Reversing an appellate court decision, the Supreme Court of California recently concluded that an out-of-state website operator’s knowledge that its conduct may have an impact on individuals or entities in California is insufficient on its own to subject him to personal jurisdiction in California. Personal jurisdiction is a necessary prerequisite for an out-of-state defendant to be sued in a particular state. In Pavlovich v. Superior Court of Santa Clara County, an appellate court had held that the out-of-state defendant, an operator of an Indiana-based website that contained a posting for a software program which enabled users to decrypt and copy DVDs, could be forced to defend a lawsuit in California because he knew or should have known that his conduct might have a substantial adverse effect on industries centered in California, including the motion picture industry, the consumer electronics industry, and the computer industry. This decision was discussed in our December 18, 2001 Internet Alert. The California Supreme Court determined that this decision violated the federal and state constitutions.
The defendant in Pavlovich had no physical presence in California. He had never lived, worked, had a telephone listing or bank account, or owned property in California. In addition, he had not solicited business in California or maintained any business contacts there. Moreover, according to the California Supreme Court, the defendant’s website was purely passive. It consisted of a single page with text and links to other sites, some of which were posted by individuals or entities other than the defendant, including most notably the software at issue in the suit.

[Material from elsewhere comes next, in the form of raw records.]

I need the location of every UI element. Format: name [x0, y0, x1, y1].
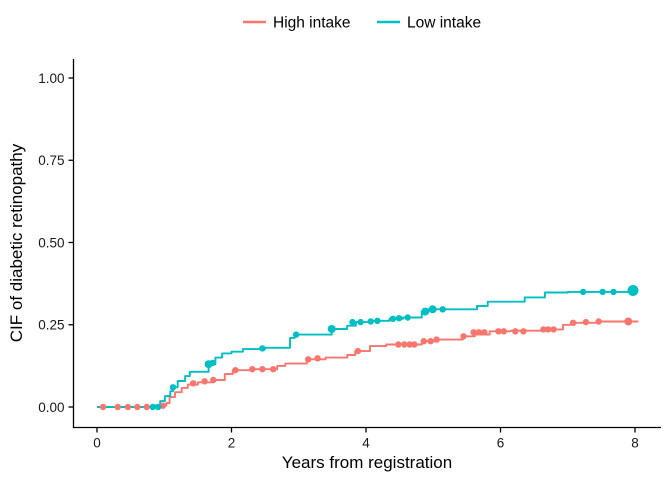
- y-tick-label: 1.00: [38, 71, 64, 86]
- censor-mark-0: [406, 341, 413, 348]
- censor-mark-0: [401, 341, 408, 348]
- censor-mark-0: [190, 380, 197, 387]
- censor-mark-0: [210, 376, 217, 384]
- censor-mark-1: [421, 307, 430, 316]
- censor-mark-1: [259, 345, 266, 352]
- x-tick-label: 4: [362, 436, 370, 451]
- y-tick-label: 0.25: [38, 318, 64, 333]
- censor-mark-0: [305, 356, 312, 363]
- censor-mark-0: [99, 403, 107, 411]
- censor-mark-0: [512, 328, 519, 335]
- censor-mark-1: [327, 325, 336, 333]
- censor-mark-0: [427, 338, 434, 345]
- censor-mark-1: [404, 314, 411, 321]
- censor-mark-0: [354, 347, 362, 355]
- x-axis-title: Years from registration: [282, 453, 452, 472]
- censor-mark-1: [374, 317, 381, 324]
- series-layer: [97, 290, 639, 408]
- series-line-1: [97, 290, 634, 408]
- censor-mark-0: [595, 318, 602, 325]
- x-tick-label: 8: [631, 436, 639, 451]
- censor-mark-1: [367, 318, 374, 325]
- censor-mark-1: [627, 285, 639, 296]
- censor-mark-0: [582, 318, 590, 326]
- axes-layer: 0.00 0.25 0.50 0.75 1.00 0 2 4 6 8: [38, 59, 661, 451]
- censor-mark-0: [395, 341, 402, 348]
- censor-mark-0: [259, 366, 266, 373]
- y-axis-title: CIF of diabetic retinopathy: [7, 143, 26, 342]
- censor-mark-0: [624, 317, 633, 326]
- censor-mark-1: [610, 288, 617, 296]
- censor-mark-0: [569, 319, 577, 326]
- censor-mark-1: [349, 318, 356, 326]
- censor-mark-0: [520, 328, 527, 335]
- censor-mark-0: [545, 326, 552, 333]
- series-line-0: [97, 320, 639, 408]
- censor-mark-0: [143, 403, 150, 411]
- censor-mark-0: [201, 378, 208, 385]
- censor-mark-0: [114, 403, 122, 411]
- y-tick-label: 0.00: [38, 400, 64, 415]
- censor-mark-0: [460, 333, 467, 340]
- censor-mark-0: [495, 328, 502, 335]
- legend-label-low-intake: Low intake: [407, 15, 481, 32]
- censor-mark-0: [500, 328, 508, 335]
- censor-mark-0: [249, 366, 256, 373]
- x-tick-label: 0: [93, 436, 101, 451]
- censor-mark-1: [149, 403, 156, 411]
- censor-mark-0: [433, 336, 440, 343]
- censor-marks-layer: [99, 285, 639, 411]
- censor-mark-0: [314, 355, 321, 362]
- censor-mark-0: [134, 403, 141, 411]
- censor-mark-0: [411, 341, 418, 348]
- censor-mark-0: [124, 403, 132, 411]
- censor-mark-1: [428, 305, 437, 314]
- censor-mark-1: [169, 384, 177, 391]
- censor-mark-1: [599, 288, 606, 296]
- censor-mark-0: [420, 338, 427, 345]
- censor-mark-1: [580, 288, 587, 296]
- censor-mark-1: [292, 331, 300, 338]
- censor-mark-0: [470, 329, 477, 336]
- censor-mark-0: [232, 367, 239, 374]
- x-tick-label: 2: [228, 436, 236, 451]
- legend: High intake Low intake: [243, 15, 481, 32]
- censor-mark-0: [481, 329, 488, 336]
- x-tick-label: 6: [497, 436, 505, 451]
- censor-mark-1: [155, 403, 162, 411]
- censor-mark-0: [540, 326, 547, 333]
- y-tick-label: 0.50: [38, 235, 64, 250]
- censor-mark-0: [270, 366, 277, 373]
- censor-mark-1: [395, 315, 403, 322]
- y-tick-label: 0.75: [38, 153, 64, 168]
- censor-mark-1: [357, 318, 364, 326]
- censor-mark-0: [475, 329, 483, 336]
- legend-label-high-intake: High intake: [273, 15, 351, 32]
- censor-mark-0: [550, 326, 557, 333]
- censor-mark-1: [209, 359, 216, 367]
- censor-mark-1: [439, 306, 446, 313]
- censor-mark-1: [389, 315, 397, 322]
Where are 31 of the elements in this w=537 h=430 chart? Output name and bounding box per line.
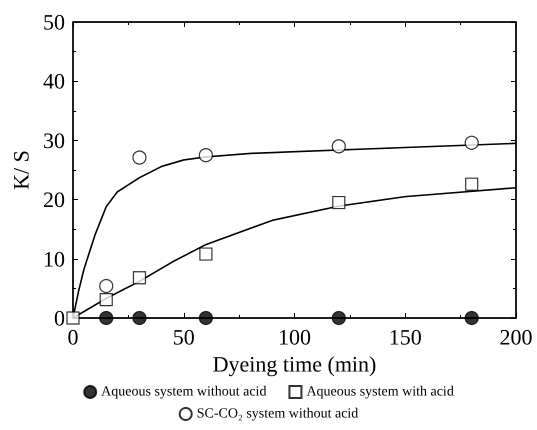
y-tick-label: 0	[54, 306, 65, 330]
legend-label: Aqueous system with acid	[306, 384, 454, 400]
point	[332, 196, 346, 210]
point	[332, 310, 346, 326]
y-tick-label: 40	[43, 68, 65, 94]
y-tick-label: 20	[43, 187, 65, 212]
point	[198, 148, 213, 162]
point	[198, 310, 213, 326]
point	[132, 271, 146, 284]
x-tick-label: 150	[388, 324, 422, 350]
legend-label: SC-CO₂ system without acid	[196, 406, 358, 422]
point	[100, 293, 113, 306]
point	[465, 178, 478, 191]
x-tick-label: 200	[500, 324, 532, 350]
y-tick-label: 30	[43, 128, 65, 153]
x-tick-label: 100	[278, 324, 311, 350]
point	[464, 136, 479, 150]
point	[99, 278, 114, 294]
point	[99, 310, 114, 326]
x-tick-label: 50	[172, 324, 195, 350]
point	[132, 150, 147, 165]
point	[199, 247, 212, 261]
y-axis-title: K/ S	[8, 150, 34, 190]
x-axis-title: Dyeing time (min)	[212, 351, 376, 376]
y-tick-label: 10	[43, 246, 65, 272]
legend-label: Aqueous system without acid	[101, 384, 266, 400]
point	[464, 310, 479, 326]
point	[332, 139, 346, 154]
y-tick-label: 50	[43, 10, 65, 34]
point	[66, 311, 80, 325]
point	[132, 310, 147, 326]
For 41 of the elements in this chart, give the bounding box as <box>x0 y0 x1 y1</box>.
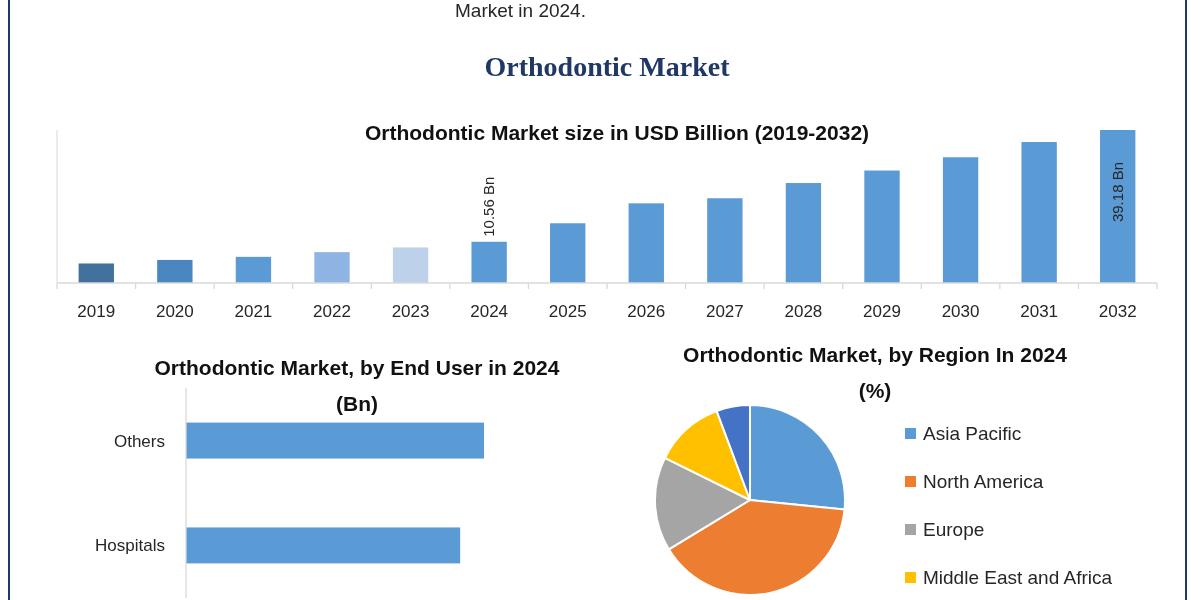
x-tick-label: 2019 <box>77 302 116 321</box>
bar <box>864 170 900 283</box>
bar <box>628 203 664 283</box>
legend-label: Europe <box>923 519 985 540</box>
x-tick-label: 2020 <box>155 302 194 321</box>
chart-title: Orthodontic Market, by End User in 2024 (Bn) <box>154 356 560 415</box>
x-tick-label: 2030 <box>941 302 980 321</box>
chart-title: Orthodontic Market, by Region In 2024 (%) <box>683 343 1068 402</box>
data-label: 10.56 Bn <box>480 176 498 237</box>
bar <box>392 247 429 283</box>
bar <box>471 241 507 283</box>
x-tick-label: 2025 <box>548 302 587 321</box>
x-tick-label: 2021 <box>234 302 273 321</box>
data-label: 39.18 Bn <box>1108 162 1126 223</box>
x-tick-label: 2032 <box>1098 302 1137 321</box>
chart-title: Orthodontic Market size in USD Billion (2019-2032) <box>364 121 870 144</box>
x-tick-label: 2028 <box>784 302 823 321</box>
legend-label: Middle East and Africa <box>923 567 1113 588</box>
bar <box>1100 130 1136 283</box>
bar <box>942 157 979 283</box>
legend-label: Asia Pacific <box>923 423 1022 444</box>
bar <box>157 259 193 283</box>
text: Market in 2024. <box>455 0 586 21</box>
x-tick-label: 2029 <box>863 302 901 321</box>
legend-label: North America <box>923 471 1044 492</box>
bar <box>1021 142 1057 283</box>
y-tick-label: Hospitals <box>95 536 165 556</box>
text: Orthodontic Market <box>484 51 731 82</box>
bar <box>785 183 822 283</box>
bar <box>550 223 586 283</box>
bar <box>707 198 743 283</box>
x-tick-label: 2022 <box>313 302 351 321</box>
x-tick-label: 2024 <box>470 302 509 321</box>
x-tick-label: 2023 <box>391 302 430 321</box>
x-tick-label: 2027 <box>705 302 744 321</box>
bar <box>314 252 350 283</box>
x-tick-label: 2031 <box>1020 302 1059 321</box>
y-tick-label: Others <box>113 431 165 451</box>
bar <box>235 256 272 283</box>
x-tick-label: 2026 <box>627 302 666 321</box>
bar <box>78 263 114 283</box>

The website did not solicit or transact business or permit any interactive exchange between its operators and visitors.
In reaching its determination that the defendant could not be sued in California, the California Supreme Court explained that, for jurisdiction to exist, a defendant must have established certain “minimum contacts” with the state. A defendant that “purposefully availed” himself or herself of the benefits of the state by conducting business there, for example, might be subject to jurisdiction. The California court held that acting in a way that one knows or should know will cause injury to individuals or entities in another state, while potentially relevant to a finding of jurisdiction in combination with other circumstances, is insufficient, on its own, to satisfy this requirement. Instead, according to the California court, the defendant must have taken some action “expressly aimed at or targeting” the state in question. Because the court concluded there was no evidence that the defendant’s website had expressly targeted California or that any California resident had ever downloaded the program at issue or even visited the site, the court concluded that this requirement was not met.

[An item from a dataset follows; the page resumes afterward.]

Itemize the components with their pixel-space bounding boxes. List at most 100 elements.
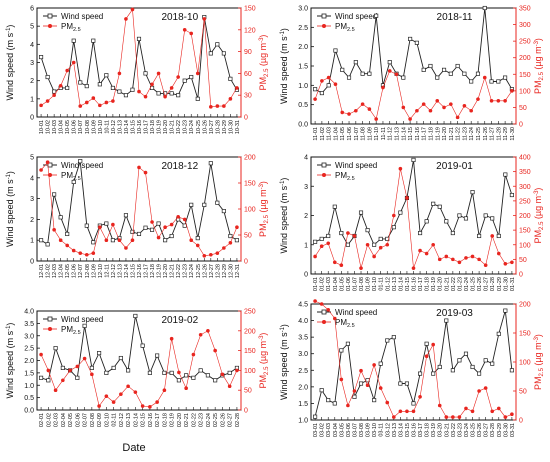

The California Supreme Court’s decision highlights the fact that, although there has been an effort to develop new guidelines and tests for determining jurisdiction in Internet-related cases, such as the “sliding scale” analysis first described in Zippo Manufacturing Company v. Zippo Dot Com, Inc. (W.D. Pa. 1997), the ultimate inquiry, as in all cases, is whether the exercise of jurisdiction would offend “traditional notions of fair play and substantial justice” that are the foundation of conventional jurisdictional analysis. The Zippo court’s “sliding scale” suggests that websites fall along a spectrum: at one end are purely passive, information-only websites, while at the other are websites through which a party is doing business and knowingly entering into contracts with residents of the foreign state. Although the California Supreme Court appeared to conclude that the website in Pavlovich fell at the passive end of the spectrum, the fact that one could download data from the site suggests that the distinction made in Zippo is not so clear.
Ultimately, the California Supreme Court’s decision appears driven by the concern that applying the “effects test” adopted by the appellate court potentially could subject defendants in Internet-related cases to jurisdiction in every state in the country, a result that the California court concluded to be inconsistent with the fundamental principles of personal jurisdiction.
There are signs that the United States Supreme Court may be considering taking up the issue of personal jurisdiction in an appropriate Internet-related dispute. Approximately one month after the issuance of the California Supreme Court’s decision, United States Supreme Court Justice Sandra Day O’Connor granted a stay of the California Supreme Court’s judgment, based on an application asserting that the parties that brought this suit would be irreparably harmed by the publication of the decryption program during the pendency of their anticipated appeal. Subsequently, the website operator filed a response contending that the program was widely available from other sources, such that the claim of harm was implausible, and Justice O’Connor vacated the stay. Further developments therefore seem likely.